In the scientific community, there has been push back over complementary and alternative medicine (CAM) researchers shunning RCTs. The distinguished expert in CAM research, Edzard Ernst, has argued that whole systems research is simply a way for alternative practitioners to dismiss scientific findings that, for the most part, demonstrate alternative medicine is useless. David Gorski, managing editor of the Science-Based Medicine blog, has characterized whole systems research as “destroying science in order to save it for naturopathy.”

I guess it makes sense that since naturopaths practice alternative medicine, their research methods must be alternative too.

Whole systems research has no redeeming qualities  

It is true that naturopaths typically prescribe multiple therapies at once—I did when I practiced as a licensed naturopath. They believe their therapies work synergistically and, therefore, transcend science. This is foolish and disingenuous

Patients deserve to know which therapies they receive are based in evidence and what that evidence says. Naturopaths seem to be exploiting "whole systems research" as a way to justify over-treating patients using numerous interventions over long periods of time. It goes like this: ignore critics of naturopathy, sway the public, and profit.

Given the political agenda of the naturopathic profession to gain licensure in all 50 U.S. states by 2025, I suspect that naturopaths hope their own research will woo lawmakers into thinking that naturopathy is safe and effective. But what naturopaths are really doing is hand-waving and saying "science."

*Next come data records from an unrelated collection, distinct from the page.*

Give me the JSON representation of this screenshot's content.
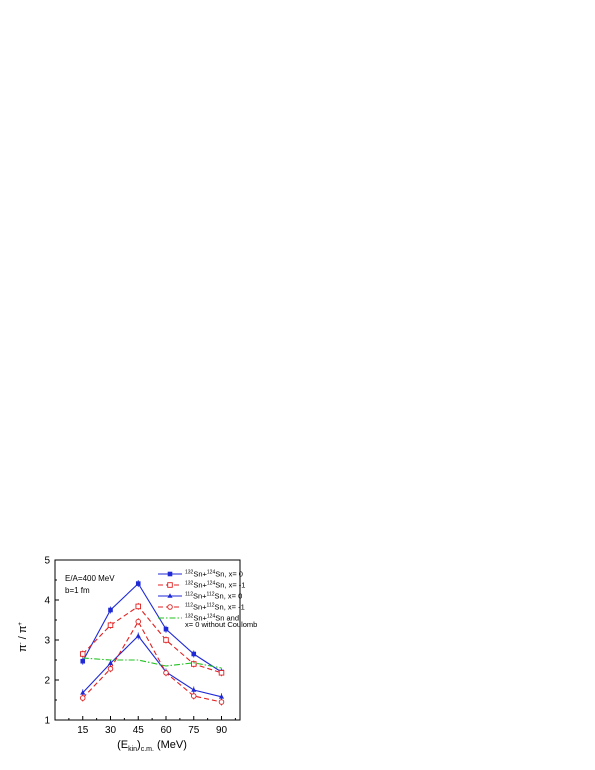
{
  "chart_data": {
    "type": "line",
    "x": [
      15,
      30,
      45,
      60,
      75,
      90
    ],
    "xticks": [
      "15",
      "30",
      "45",
      "60",
      "75",
      "90"
    ],
    "xlim": [
      0,
      100
    ],
    "yticks": [
      "1",
      "2",
      "3",
      "4",
      "5"
    ],
    "ylim": [
      1,
      5
    ],
    "xlabel": {
      "main": "(E",
      "sub": "kin",
      "sub2": "c.m.",
      "tail": " (MeV)"
    },
    "ylabel": {
      "a": "π",
      "a_sup": "-",
      "sep": " / ",
      "b": "π",
      "b_sup": "+"
    },
    "annotations": [
      "E/A=400 MeV",
      "b=1 fm"
    ],
    "legend_position": "top-right",
    "series": [
      {
        "key": "s1",
        "name_pre": "",
        "name_sup": "132",
        "name_mid": "Sn+",
        "name_sup2": "124",
        "name_post": "Sn, x= 0",
        "color": "#1f2ad6",
        "dash": "",
        "marker": "square-filled",
        "values": [
          2.47,
          3.75,
          4.41,
          3.27,
          2.65,
          2.2
        ]
      },
      {
        "key": "s2",
        "name_pre": "",
        "name_sup": "132",
        "name_mid": "Sn+",
        "name_sup2": "124",
        "name_post": "Sn, x= -1",
        "color": "#e02020",
        "dash": "5,3",
        "marker": "square-open",
        "values": [
          2.65,
          3.37,
          3.84,
          3.0,
          2.4,
          2.18
        ]
      },
      {
        "key": "s3",
        "name_pre": "",
        "name_sup": "112",
        "name_mid": "Sn+",
        "name_sup2": "112",
        "name_post": "Sn, x= 0",
        "color": "#1f2ad6",
        "dash": "",
        "marker": "triangle-filled",
        "values": [
          1.68,
          2.42,
          3.1,
          2.2,
          1.75,
          1.58
        ]
      },
      {
        "key": "s4",
        "name_pre": "",
        "name_sup": "112",
        "name_mid": "Sn+",
        "name_sup2": "112",
        "name_post": "Sn, x= -1",
        "color": "#e02020",
        "dash": "5,3",
        "marker": "circle-open",
        "values": [
          1.55,
          2.28,
          3.46,
          2.18,
          1.6,
          1.45
        ]
      },
      {
        "key": "s5",
        "name_pre": "",
        "name_sup": "132",
        "name_mid": "Sn+",
        "name_sup2": "124",
        "name_post": "Sn and",
        "name_line2": "x= 0 without Coulomb",
        "color": "#22c222",
        "dash": "6,2,1.5,2",
        "marker": "none",
        "values": [
          2.55,
          2.5,
          2.5,
          2.35,
          2.43,
          2.3
        ]
      }
    ]
  }
}
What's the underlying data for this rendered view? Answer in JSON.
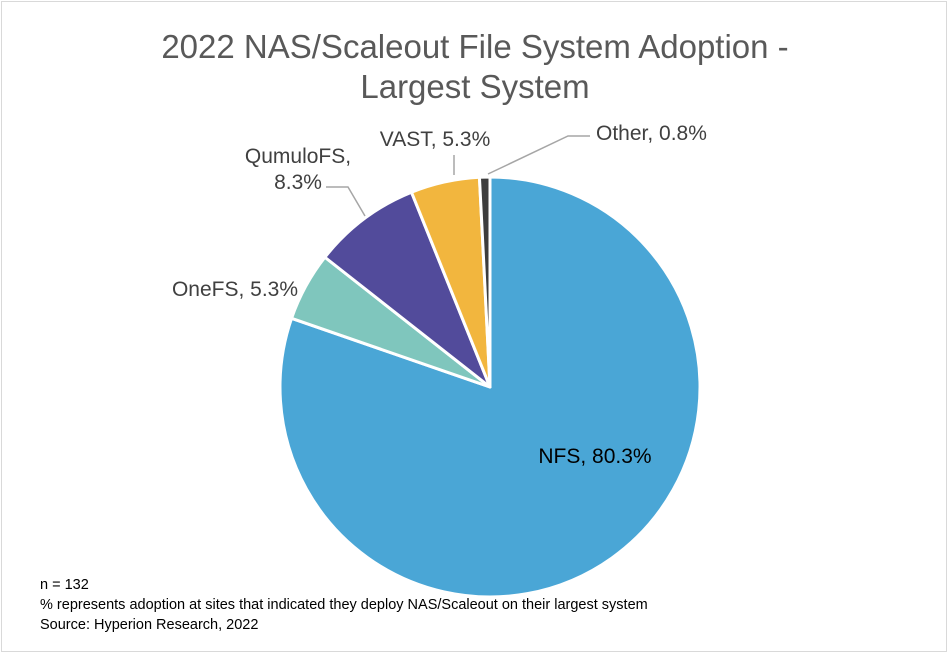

When I was in naturopathic school at Bastyr, I was taught to distrust evidence-based medicine. In my notes from a seminar titled "Evidence-Based Medicine and Naturopathic Medicine," I wrote down the following quote from the instructor:  

As we march ahead into the world of M.D.'s and how they practice, we will be held to their standards and their requirements of EBM more and more—we need to be careful because one of things that makes us special is the ability to not have to use EBM. 

Naturopaths reinforce the fact that they themselves are swimming in pseudoscience—an alternative reality. They are not evidence-based practitioners just because they say so.